Besonders auffällig ist, wie Frontmann Mario Radetzky es anstellt, Band und Publikum zu verbinden, die circa einen Meter hohe Bühnenkante zu überwinden und auch den letzten Eiswürfel zu schmelzen. Von der Art und Weise, wie dieser Mann auf der Bühne steht, können sich viele andere gerne eine Scheibe abschneiden. Er verbringt gefühlt genauso viel Zeit in und auf dem Publikum, wie auf der Bühne und irgendwie spielt er auch noch Klavier und Gitarre und singt, als gäbe es kein Morgen mehr. Zwischendurch am Tee nippen und in den Apfel beißen tut er ebenfalls.
Blackout Problems geben immer 100%. Und fordern vom Publikum auch 100% zurück. Wie könnte man diesen vier Honigkuchenpferden das Maß an Liebe, das sie ausschenken, nicht auch genauso zurückgeben?

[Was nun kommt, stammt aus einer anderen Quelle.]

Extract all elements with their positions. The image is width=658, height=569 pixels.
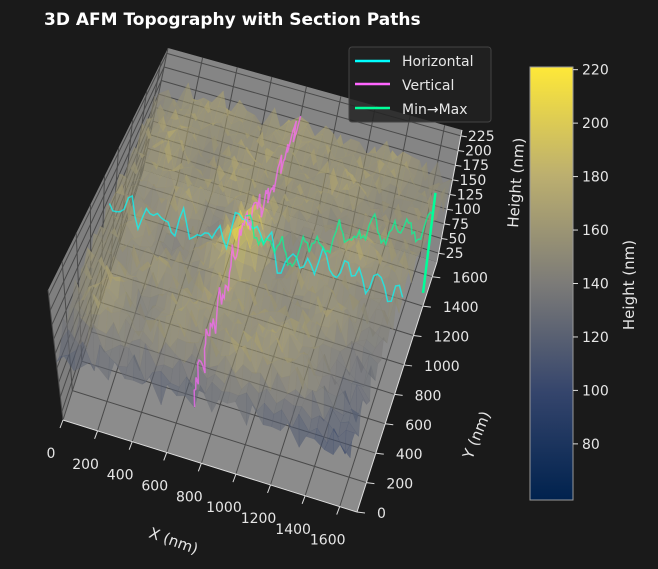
z-tick-mark xyxy=(441,238,448,241)
legend-label-vertical: Vertical xyxy=(402,78,454,94)
z-tick-mark xyxy=(438,252,445,255)
surface-facet xyxy=(359,365,372,402)
surface-facet xyxy=(339,441,353,459)
z-tick-mark xyxy=(444,223,451,226)
chart-title: 3D AFM Topography with Section Paths xyxy=(44,10,421,30)
x-tick-mark xyxy=(232,473,237,483)
x-axis-label: X (nm) xyxy=(147,524,201,558)
gridline-y xyxy=(61,261,367,484)
x-tick-label: 1600 xyxy=(310,533,346,549)
z-tick-label: 100 xyxy=(454,202,481,218)
z-tick-mark xyxy=(458,150,465,153)
x-tick-label: 1000 xyxy=(206,500,242,516)
legend-label-horizontal: Horizontal xyxy=(402,54,473,70)
x-tick-label: 600 xyxy=(141,478,168,494)
z-tick-label: 125 xyxy=(457,188,484,204)
colorbar-tick-label: 80 xyxy=(582,437,600,453)
y-tick-label: 600 xyxy=(405,418,432,434)
y-tick-label: 200 xyxy=(386,477,413,493)
colorbar xyxy=(529,66,574,501)
horizontal-section-path xyxy=(108,194,404,303)
axes-ticks: 0200400600800100012001400160002004006008… xyxy=(47,129,495,549)
colorbar-tick-label: 220 xyxy=(582,63,609,79)
surface-plot xyxy=(56,81,454,459)
colorbar-label: Height (nm) xyxy=(620,240,638,330)
x-tick-mark xyxy=(267,484,271,494)
y-tick-mark xyxy=(413,335,422,338)
surface-facet xyxy=(356,384,371,405)
z-tick-label: 150 xyxy=(460,173,487,189)
x-tick-mark xyxy=(94,430,99,439)
gridline-z xyxy=(51,79,456,325)
z-tick-label: 25 xyxy=(446,246,464,262)
gridline-z xyxy=(49,66,459,311)
x-tick-mark xyxy=(197,463,202,472)
y-tick-mark xyxy=(422,305,431,308)
x-tick-mark xyxy=(59,419,64,429)
z-tick-label: 50 xyxy=(448,232,466,248)
colorbar-tick-label: 180 xyxy=(582,170,609,186)
x-tick-mark xyxy=(336,506,341,515)
y-tick-label: 1200 xyxy=(433,330,469,346)
colorbar-ticks: 80 100 120 140 160 180 200 220 xyxy=(573,63,609,453)
x-tick-label: 800 xyxy=(176,489,203,505)
y-tick-mark xyxy=(356,511,366,514)
legend-label-minmax: Min→Max xyxy=(402,102,468,118)
y-tick-label: 1600 xyxy=(452,271,488,287)
colorbar-tick-label: 160 xyxy=(582,223,609,239)
legend: Horizontal Vertical Min→Max xyxy=(348,46,492,123)
x-axis-line xyxy=(62,419,358,513)
x-tick-label: 200 xyxy=(72,457,99,473)
y-tick-mark xyxy=(394,393,403,396)
surface-facet xyxy=(399,251,412,285)
x-tick-mark xyxy=(128,441,133,450)
z-tick-mark xyxy=(452,179,459,182)
y-tick-label: 400 xyxy=(396,447,423,463)
section-paths xyxy=(108,115,437,408)
z-tick-mark xyxy=(446,208,454,211)
z-tick-mark xyxy=(449,194,456,197)
x-tick-label: 1200 xyxy=(241,511,277,527)
z-tick-label: 175 xyxy=(462,158,489,174)
surface-facet xyxy=(363,364,376,387)
surface-facet xyxy=(438,179,452,213)
y-axis-label: Y (nm) xyxy=(459,409,495,463)
x-tick-label: 0 xyxy=(47,446,56,462)
y-tick-label: 1400 xyxy=(443,300,479,316)
y-axis-line xyxy=(356,261,438,513)
z-tick-label: 200 xyxy=(465,144,492,160)
colorbar-tick-label: 120 xyxy=(582,330,609,346)
surface-facet xyxy=(348,408,361,438)
x-tick-label: 1400 xyxy=(275,522,311,538)
legend-box xyxy=(348,46,492,123)
minmax-section-path xyxy=(245,211,434,268)
surface-facet xyxy=(345,421,359,437)
y-tick-label: 800 xyxy=(415,388,442,404)
y-tick-mark xyxy=(375,452,384,455)
x-tick-mark xyxy=(163,452,168,461)
y-tick-mark xyxy=(385,423,394,426)
z-axis-line xyxy=(436,129,463,263)
colorbar-tick-label: 100 xyxy=(582,383,609,399)
y-tick-mark xyxy=(403,364,413,367)
surface-facet xyxy=(387,290,400,325)
z-tick-mark xyxy=(460,135,467,138)
surface-facet xyxy=(378,323,391,344)
colorbar-tick-label: 140 xyxy=(582,277,609,293)
surface-facet xyxy=(368,353,382,365)
minmax-vertical-segment xyxy=(421,192,437,294)
z-tick-mark xyxy=(455,164,462,167)
colorbar-tick-label: 200 xyxy=(582,116,609,132)
z-tick-label: 75 xyxy=(451,217,469,233)
x-tick-mark xyxy=(301,495,306,504)
z-axis-label: Height (nm) xyxy=(504,137,528,228)
x-tick-label: 400 xyxy=(107,468,134,484)
y-tick-mark xyxy=(432,276,441,279)
y-tick-label: 1000 xyxy=(424,359,460,375)
y-tick-label: 0 xyxy=(377,506,386,522)
z-tick-label: 225 xyxy=(468,129,495,145)
y-tick-mark xyxy=(366,482,375,485)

Das hier sind 200% geballte Livepower, 200% gute Laune und Vergessen des Schmutzes, der einen sonst erdrückt. So kommt es, dass Mario einer Crowdsurferin die Hand reicht, sie im Hochzeitssitz zum Mikro trägt und sie die zweite Hälfte des Chorus‘ singen lässt, bevor er sie behutsam an die tragenden Hände des Publikums zurück gibt. Eine großartige Geste.
Ein weiteres fancy Element ist der sich an „Limit“ anknüpfende Live-Remix. Das sind Faktoren, an denen man erkennt, wie viele Gedanken in so eine Liveshow fließen können. Es sei der Band mehr als vergönnt, endlich die Möglichkeiten zu haben, solche Spielereien auch live auf Tour umsetzen zu dürfen. Das Ende des Sets kommt sehr plötzlich, als alle vier mehr oder weniger unvermittelt die Bühne verlassen. Die Zugabe-Rufe setzen aber sofort ein und eine Band wie die Blackout Problems lässt sich auch nicht lange bitten. Drei Zugaben sollen es sein. Drei sehr spezielle obendrein. Die erste ist der Album-Closer „Charles“, den Mario am Klavier vom Ton- und Lichtpult aus performt. Ein Song, der live wirklich großartig funktioniert. Auch dann, wenn noch zwei weitere Nummern folgen. Die zweite Zugabe ist ein Tribut an alte Freunde und Wegbegleiter, denen das Quartett nach eigener Aussage immens viel zu verdanken hat: ein Cover von Heisskalts „Das bleibt hier“, bei dem Mario durchweg mitten im völlig eskalierenden Publikum verschwindet. Letztlich gibt er das Mikro sogar ganz aus der Hand gibt, bevor er den Weg zurück auf die Bühne findet. Die dritte und letzte Zugabe ist der brandneue, auf der Split-EP mit Heisskalt erschienene Titel „Rome“. Und was für ein Abschluss dieser Song ist. Da wird getanzt, gefeiert und gesungen, als würde in einer Minute die Welt untergehen. Da hält kein Tresor der Welt noch stand.
Bevor sich die Band endgültig verabschiedet, bedankt sich Mario namentlich bei allen Beteiligten, manche davon begleiten die Band schon seit etlichen Jahren. Noch so eine wunderbare Geste. Nach diesem umfassenden Dankeschön und Blumenverteilen ans Publikum, ertönen lautstark die Beatsteaks aus den Boxen und vor und auf der Bühne wird noch ein allerletztes Mal gemeinsam gefeiert, bevor der sprichwörtliche Vorhang fällt und alles Richtung Theke und Merchstand strebt. Die Tourshirts sind übrigens kurz darauf ausverkauft, während die Bandmitglieder sich überall emsig unterhalten, Fotos knipsen und einfach immer noch von Ohr zu Ohr grinsen. Was für ein fulminanter Abend.